About 8,000 of its 75,000 employees have tested positive for Covid-19 over the past four weeks, Delta Airlines CEO Ed Bastian said, absences that have marred the company’s financial results during a busy holiday travel season.
Delta reported a loss in the quarter and expected another loss for the first three months of the year due to the rapidly spreading omicron variable, but it did expect travel to start picking up again in late February.
A series of winter storms and airline crews sidelined by oomicron infection contributed to the cancellation of more than 20,000 industry-wide US flights between Christmas Eve and the first week of January. Scott Kirby, United Airlines CEO, said Monday that 3,000 of its 70,000 employees in the United States have tested positive for Covid.
Flight cancellations have been eased significantly in the past few days. Delta said its operations have since stabilized Thursday, with 1% of flights canceled over the past week due to Omicron.
After the quarterly results were announced, Bastian said in an interview with CNBC’s Squawk Box that employees who tested positive for the virus “do not have major health problems.”
Delta late last year updated its sick-leave policy for employees who tested positive for Covid-19, offering them five days of pay, out of sick banks, and two extra days if they test positive on the fifth day. Previously, employees got 10 days of paid vacation. It came after the Centers for Disease Control and Prevention updated its guidance on COVID-19 quarantine, halving its recommendations to five days.
Delta and other airlines urged the CDC to make the change.

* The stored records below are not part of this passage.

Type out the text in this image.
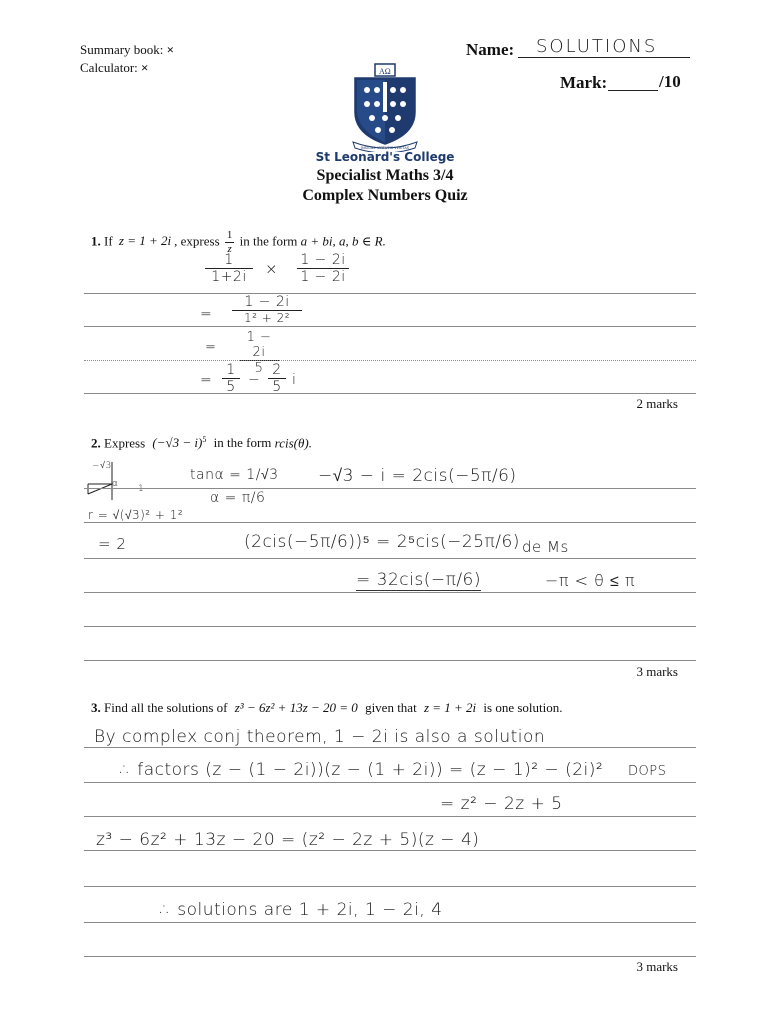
Summary book: ×
Calculator: ×
Name: SOLUTIONS
Mark:	/10
AΩ
INSIGNE VIRTUTIS VERITAS
St Leonard's College
Specialist Maths 3/4
Complex Numbers Quiz
1. If z = 1 + 2i , express $\frac{1}{z}$ in the form a + bi, a, b ∈ R.
1
1+2i	× 1 − 2i
1 − 2i
=
1 − 2i
1² + 2²
=
1 − 2i
5
=
1
5 −
2
5 i
2 marks
2. Express $(-√3 - i)^5$ in the form rcis(θ).
−√3
α −1
tanα = 1/√3 −√3 − i = 2cis(−5π/6)
α = π/6
r = √(√3)² + 1²
= 2	(2cis(−5π/6))⁵ = 2⁵cis(−25π/6) de Ms
= 32cis(−π/6)	−π < θ ≤ π
3 marks
3. Find all the solutions of z³ − 6z² + 13z − 20 = 0 given that z = 1 + 2i is one solution.
By complex conj theorem, 1 − 2i is also a solution
∴ factors (z − (1 − 2i))(z − (1 + 2i)) = (z − 1)² − (2i)² DOPS
= z² − 2z + 5
z³ − 6z² + 13z − 20 = (z² − 2z + 5)(z − 4)
∴ solutions are 1 + 2i, 1 − 2i, 4
3 marks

The largest flight attendant association in the United States has criticized Delta’s policy. Sarah Nelson, president of the Flight Attendants Association, tweeted last week that Delta is “telling workers across workgroups that they must come to work with symptoms even if a family member tests positive.” It also said that positive workers have been asked to “come to work after 5 days if the fever is less than 100.9, even if the tests are still positive.”
Delta has issued a cease and desist letter regarding the comments directed at the Federation, which is trying to regulate Delta’s flight attendants.
Bastian defended the policy and said it was based on the CDC’s guidance.